Addresses in C/C++ are represented by pointers, and in general “a pointer is a pointer is a pointer” meaning that there is a single unified address space. Since CUDA implements a C/C++ type language, the compiler for sm_1x platforms tries to bridge the gap between the abstract C/C++ model and what is actually provided by the hardware by attempting to track the memory space each pointer pertains to. If the code gets too complex (often this involves pointers to pointers), it gives up and simply assumes the pointer in question points to global memory. It warns about this because the generated code will be non-functional if the compiler’s assumption is incorrect (e.g. the pointer points to shared memory, not global memory). As long as the programmer can ensure that the compiler default of global memory is correct, the warning can be ignored.

In older versions of nvcc, the compiler would select sm_10 as the default build target. If you do not intend to build for sm_1x platforms, you can simply specify the desired build target with the -arch or -codegen command line switches of nvcc and these warnings will disappear. Note that support for sm_1x is deprecated in CUDA 6.5 and the default target architecture for nvcc is now sm_20. Support for sm_1x will be removed entirely in the toolkit for the next CUDA release; it has already been removed in the latest drivers.

Compute capability 2.0 (sm_20) and above support a unified memory space, so the memory model provided by the hardware now matches the abstract memory model used by C/C++. All modern CUDA features, such as use of an ABI, C++ class support, device-side printf(), require sm_20 at a minimum.

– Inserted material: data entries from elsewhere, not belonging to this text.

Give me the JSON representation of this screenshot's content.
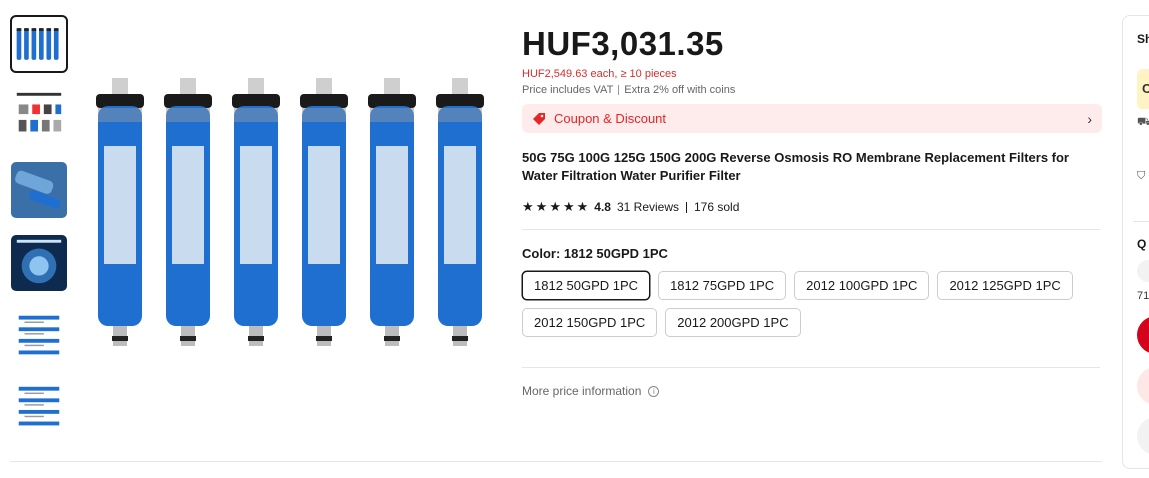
{
  "product": {
    "price": "HUF3,031.35",
    "bulk_price": "HUF2,549.63 each, ≥ 10 pieces",
    "vat_note": "Price includes VAT",
    "coins_note": "Extra 2% off with coins",
    "coupon_label": "Coupon & Discount",
    "coupon_arrow": "›",
    "title": "50G 75G 100G 125G 150G 200G Reverse Osmosis RO Membrane Replacement Filters for Water Filtration Water Purifier Filter",
    "rating": {
      "stars": 5,
      "score": "4.8",
      "reviews": "31 Reviews",
      "sold": "176 sold"
    },
    "color_label": "Color: 1812 50GPD 1PC",
    "options": [
      {
        "label": "1812 50GPD 1PC",
        "selected": true
      },
      {
        "label": "1812 75GPD 1PC",
        "selected": false
      },
      {
        "label": "2012 100GPD 1PC",
        "selected": false
      },
      {
        "label": "2012 125GPD 1PC",
        "selected": false
      },
      {
        "label": "2012 150GPD 1PC",
        "selected": false
      },
      {
        "label": "2012 200GPD 1PC",
        "selected": false
      }
    ],
    "more_price_info": "More price information",
    "info_icon": "i"
  },
  "gallery": {
    "thumbnail_count": 6,
    "active_index": 0,
    "main_filter_count": 6
  },
  "side_panel": {
    "header_initial": "Sh",
    "button_initial": "C",
    "quantity_initial": "Q",
    "stock_initial": "71"
  },
  "colors": {
    "price_red": "#d32f2f",
    "coupon_bg": "#fdeceb",
    "coupon_text": "#e32626",
    "filter_blue": "#1f6fd1",
    "buy_red": "#d3031c"
  }
}
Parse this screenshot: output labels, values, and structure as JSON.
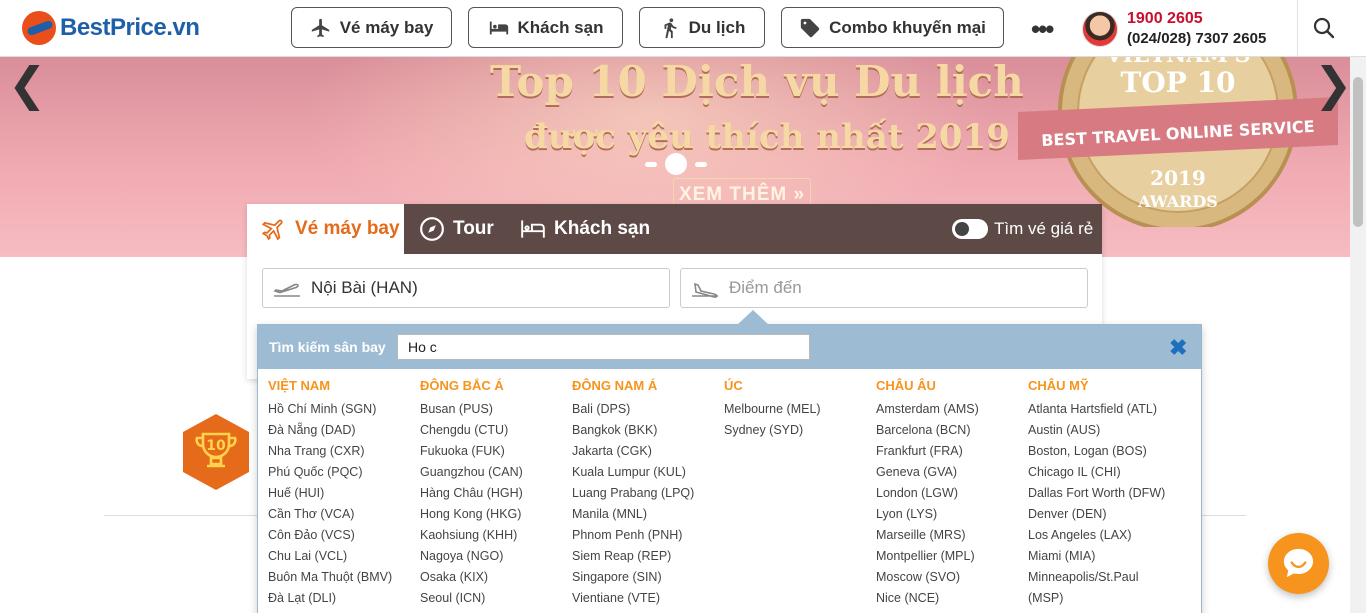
{
  "header": {
    "logo_text": "BestPrice.vn",
    "nav": [
      {
        "label": "Vé máy bay",
        "icon": "plane-icon"
      },
      {
        "label": "Khách sạn",
        "icon": "bed-icon"
      },
      {
        "label": "Du lịch",
        "icon": "hiker-icon"
      },
      {
        "label": "Combo khuyến mại",
        "icon": "tag-icon"
      }
    ],
    "more": "•••",
    "hotline": "1900 2605",
    "hotline_alt": "(024/028) 7307 2605"
  },
  "banner": {
    "title": "Top 10 Dịch vụ Du lịch",
    "subtitle": "được yêu thích nhất 2019",
    "cta": "XEM THÊM »",
    "badge_lines": [
      "VIETNAM'S",
      "TOP 10",
      "BEST TRAVEL ONLINE SERVICE",
      "2019",
      "AWARDS"
    ],
    "prev": "❮",
    "next": "❯"
  },
  "search": {
    "tabs": [
      {
        "label": "Vé máy bay",
        "active": true
      },
      {
        "label": "Tour",
        "active": false
      },
      {
        "label": "Khách sạn",
        "active": false
      }
    ],
    "toggle_label": "Tìm vé giá rẻ",
    "origin_value": "Nội Bài (HAN)",
    "destination_placeholder": "Điểm đến"
  },
  "airport_picker": {
    "label": "Tìm kiếm sân bay",
    "query": "Ho c",
    "close": "✖",
    "columns": [
      {
        "title": "VIỆT NAM",
        "items": [
          "Hồ Chí Minh (SGN)",
          "Đà Nẵng (DAD)",
          "Nha Trang (CXR)",
          "Phú Quốc (PQC)",
          "Huế (HUI)",
          "Cần Thơ (VCA)",
          "Côn Đảo (VCS)",
          "Chu Lai (VCL)",
          "Buôn Ma Thuột (BMV)",
          "Đà Lạt (DLI)"
        ]
      },
      {
        "title": "ĐÔNG BẮC Á",
        "items": [
          "Busan (PUS)",
          "Chengdu (CTU)",
          "Fukuoka (FUK)",
          "Guangzhou (CAN)",
          "Hàng Châu (HGH)",
          "Hong Kong (HKG)",
          "Kaohsiung (KHH)",
          "Nagoya (NGO)",
          "Osaka (KIX)",
          "Seoul (ICN)"
        ]
      },
      {
        "title": "ĐÔNG NAM Á",
        "items": [
          "Bali (DPS)",
          "Bangkok (BKK)",
          "Jakarta (CGK)",
          "Kuala Lumpur (KUL)",
          "Luang Prabang (LPQ)",
          "Manila (MNL)",
          "Phnom Penh (PNH)",
          "Siem Reap (REP)",
          "Singapore (SIN)",
          "Vientiane (VTE)"
        ]
      },
      {
        "title": "ÚC",
        "items": [
          "Melbourne (MEL)",
          "Sydney (SYD)"
        ]
      },
      {
        "title": "CHÂU ÂU",
        "items": [
          "Amsterdam (AMS)",
          "Barcelona (BCN)",
          "Frankfurt (FRA)",
          "Geneva (GVA)",
          "London (LGW)",
          "Lyon (LYS)",
          "Marseille (MRS)",
          "Montpellier (MPL)",
          "Moscow (SVO)",
          "Nice (NCE)"
        ]
      },
      {
        "title": "CHÂU MỸ",
        "items": [
          "Atlanta Hartsfield (ATL)",
          "Austin (AUS)",
          "Boston, Logan (BOS)",
          "Chicago IL (CHI)",
          "Dallas Fort Worth (DFW)",
          "Denver (DEN)",
          "Los Angeles (LAX)",
          "Miami (MIA)",
          "Minneapolis/St.Paul",
          "(MSP)"
        ]
      }
    ]
  },
  "colors": {
    "brand_blue": "#1f5fa8",
    "brand_orange": "#e56a1a",
    "hotline_red": "#c8102e",
    "tab_bar": "#5d4a47",
    "picker_header": "#9dbcd3",
    "region_title": "#f7941d"
  }
}
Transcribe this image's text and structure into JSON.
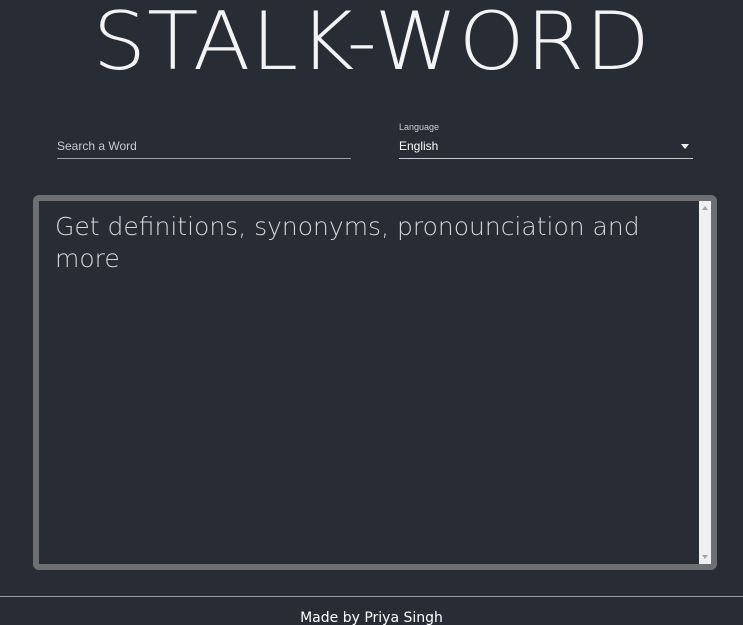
{
  "app": {
    "title": "STALK-WORD"
  },
  "search": {
    "placeholder": "Search a Word",
    "value": ""
  },
  "language": {
    "label": "Language",
    "selected": "English",
    "caret_icon": "caret-down-icon"
  },
  "result": {
    "text": "Get definitions, synonyms, pronounciation and more"
  },
  "footer": {
    "text": "Made by Priya Singh"
  },
  "colors": {
    "background": "#282c34",
    "box_border": "#6d6f72",
    "text": "#ffffff"
  }
}
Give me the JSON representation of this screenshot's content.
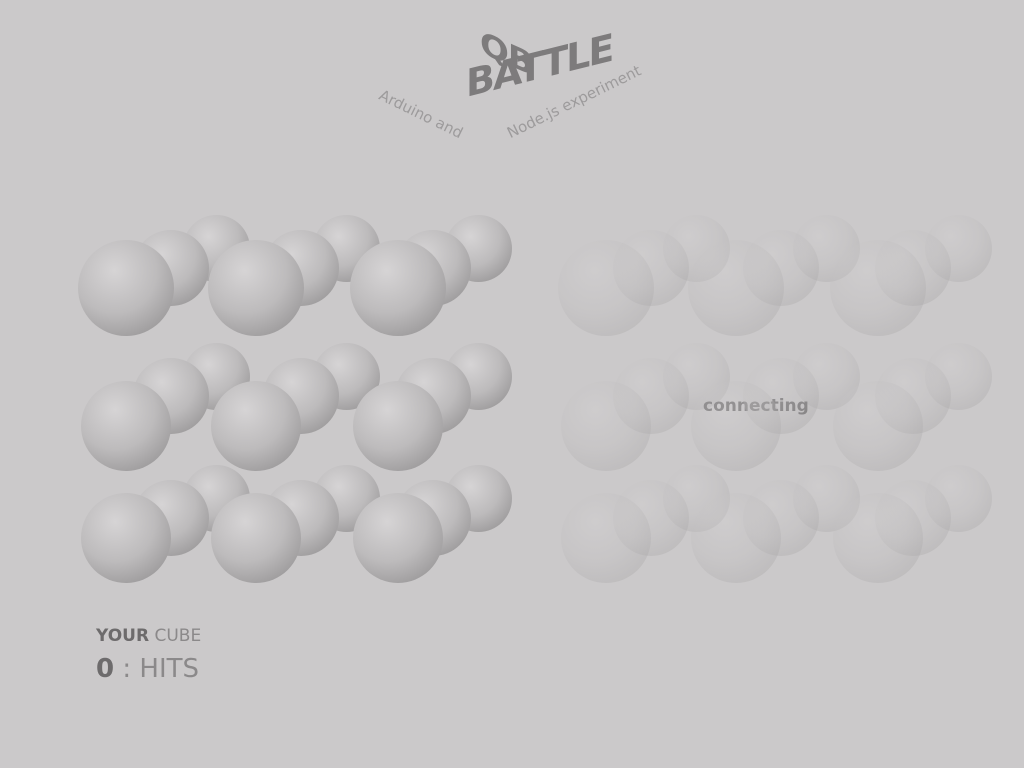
{
  "logo": {
    "line1": "QB",
    "line2": "BATTLE",
    "subtitle_left": "Arduino and",
    "subtitle_right": "Node.js experiment"
  },
  "left_cube": {
    "label_strong": "YOUR",
    "label_rest": "CUBE",
    "hits_count": "0",
    "hits_sep": ":",
    "hits_label": "HITS"
  },
  "right_cube": {
    "status": "connecting"
  },
  "colors": {
    "background": "#cbc9ca",
    "text_dark": "#6d6b6c",
    "text_light": "#8b898a"
  }
}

If you want to provide a short, complete code that I can compile and run, I’ll take a look.

Many thanks!

I was compiling for all archs including those below 2.0. Taking that out fixed the error messages. I am using CUDA 6.0, and I am trying to update an older code (which at the rate of NVIDIA’s releases, a 1-2 year old code is already outdated, in fact I should now update to 6.5!). As for the program crash, it was unrelated to the warning message. I had a memory issue somewhere much earlier in the program that caused it to crash when I transferred my matrix from the GPU. Took me almost all day to find it. But I wouldn’t have gotten on the right trail if I didn’t discount this error first. Thanks again, and for the great explanation!